Le forze russe hanno raggiunto la frontiera fra Siria e Turchia, dove sono state dispiegate per garantire il ritiro di tutte le forze curde dall’intera area frontaliera in applicazione dell’accordo raggiunto martedì a Sochi da Vladimir Putin e Recep Tayyip Erdogan. Qualche ora prima avevano attraversato il fiume Eufrate, dirigendosi appunto verso il confine turco. E dalla serata, sempre in virtù dell’accordo stretto a Sochi, i russi hanno cominciato i primi pattugliamenti nel nord della Siria. La Turchia spiega che una nuova offensiva non è necessaria visto che entro lo scadere della tregua le Ypg si sono ritirate dalla zona concordata e Donald Trump, dal canto suo, canta vittoria: parlando di “grande successo al confine Siria/Turchia”, comunica la revoca delle sanzioni che aveva imposto ad Ankara a metà ottobre. Grazie ad accordi separati con Usa e Russia sul cessate il fuoco dell’offensiva contro i curdi in Siria, Recep Tayyip Erdogan è riuscito a incassare quella che riteneva la sua principale rivendicazione: allontanare le forze curdo-siriane dell’Ypg dalla frontiera turca. Ma da questi accordi, come dal ritiro militare degli Usa dalla Siria, escono vincitori più d’ogni altro Vladimir Putin e il suo alleato Bashar Assad: in virtù dell’intesa raggiunta a Sochi da Putin ed Erdogan, infatti, Mosca si è impegnata ad agevolare il ritiro delle Ypg curde dal confine tra Siria e Turchia, ma il tutto in coordinamento con l’esercito siriano di Assad; e al tempo stesso ha accettato pattuglie congiunte russo-turche nelle zone di frontiera.

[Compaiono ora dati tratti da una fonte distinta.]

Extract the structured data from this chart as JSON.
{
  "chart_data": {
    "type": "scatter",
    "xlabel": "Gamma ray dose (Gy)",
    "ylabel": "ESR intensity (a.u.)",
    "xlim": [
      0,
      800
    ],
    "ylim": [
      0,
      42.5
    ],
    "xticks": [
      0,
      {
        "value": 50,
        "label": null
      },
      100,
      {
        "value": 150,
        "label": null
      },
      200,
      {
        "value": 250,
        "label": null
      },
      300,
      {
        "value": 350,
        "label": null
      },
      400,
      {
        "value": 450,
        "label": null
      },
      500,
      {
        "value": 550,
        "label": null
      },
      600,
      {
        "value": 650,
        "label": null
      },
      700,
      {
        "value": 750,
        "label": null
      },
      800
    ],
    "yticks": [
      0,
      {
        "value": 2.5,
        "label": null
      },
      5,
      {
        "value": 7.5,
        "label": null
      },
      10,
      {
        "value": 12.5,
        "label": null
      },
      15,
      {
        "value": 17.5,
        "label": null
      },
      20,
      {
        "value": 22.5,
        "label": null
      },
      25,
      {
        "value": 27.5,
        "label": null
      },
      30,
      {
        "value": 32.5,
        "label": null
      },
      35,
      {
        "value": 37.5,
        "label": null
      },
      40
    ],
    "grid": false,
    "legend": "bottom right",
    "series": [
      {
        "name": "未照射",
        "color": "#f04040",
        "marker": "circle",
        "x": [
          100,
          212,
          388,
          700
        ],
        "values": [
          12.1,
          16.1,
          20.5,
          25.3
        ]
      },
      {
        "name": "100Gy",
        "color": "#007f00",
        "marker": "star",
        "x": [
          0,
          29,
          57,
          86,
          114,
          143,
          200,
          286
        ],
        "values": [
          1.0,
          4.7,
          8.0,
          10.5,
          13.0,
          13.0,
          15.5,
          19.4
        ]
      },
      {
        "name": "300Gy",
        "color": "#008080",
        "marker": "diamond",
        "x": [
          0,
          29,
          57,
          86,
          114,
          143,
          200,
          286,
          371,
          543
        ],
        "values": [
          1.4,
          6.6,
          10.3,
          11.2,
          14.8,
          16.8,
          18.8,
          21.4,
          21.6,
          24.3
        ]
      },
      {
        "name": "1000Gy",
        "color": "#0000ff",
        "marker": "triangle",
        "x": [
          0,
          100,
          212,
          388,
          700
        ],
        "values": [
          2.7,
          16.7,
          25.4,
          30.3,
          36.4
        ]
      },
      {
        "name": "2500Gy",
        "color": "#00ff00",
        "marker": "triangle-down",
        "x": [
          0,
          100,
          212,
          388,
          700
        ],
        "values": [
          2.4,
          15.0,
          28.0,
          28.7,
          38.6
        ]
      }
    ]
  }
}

Dunque la Russia ottiene un ruolo chiave riempiendo il vuoto lasciato dagli Stati Uniti e il regime di Assad ritorna protagonista nelle zone del finora governo autonomo dei curdi. Perdenti su ogni fronte, invece, i curdi: i nuovi sviluppi mettono la parola fine al loro progetto di autonomia, incubo di Ankara. Tutto è cominciato a metà ottobre quando Ankara, dopo una telefonata con Erdogan, ha annunciato a sorpresa che gli Usa si ritiravano dalla Siria lasciando soli i curdi, storico alleato nella lotta contro l’Isis. L’annuncio era parso un via libera all’offensiva di Erdogan contro i curdi, che la Turchia ha lanciato il 9 ottobre, e aveva scatenato un’ondata di indignazione anche fra i repubblicani: Trump aveva allora fatto marcia indietro minacciando Erdogan e imponendo sanzioni economiche. Ora, dopo l’accordo di Sochi, ne he annunciato la revoca: “Stamattina il governo della Turchia ha informato la mia amministrazione che fermeranno combattimenti e offensiva in Siria e renderanno il cessate il fuoco permanente”, dunque “ho chiesto al segretario al Tesoro di revocare tutte le sanzioniimposte il 14 ottobre in risposta all’offensiva della Turchia”, ha comunicato Trump dalla Casa Bianca. Quanto ai soldati Usa ritiratisi dal nordest siriano, ha spiegato che “un piccolo numero” resterà a presidiare i campi petroliferi in Siria. La Turchia di Erdogan, che controllava già delle parti del nord della Siria a seguito di due precedenti operazioni all’ovest dell’Eufrate, estenderà la sua presenza a est del fiume con l’attuazione di una cosiddetta ‘zona di sicurezza’, profonda 30 chilometri. È nella cosiddetta ‘safe zone’ che Ankara intende far rientrare parte dei 3,6 milioni di rifugiati siriani al momento in Turchia, fuggiti dalla guerra, riscrivendo in pratica la demografia dell’area a discapito dei curdi.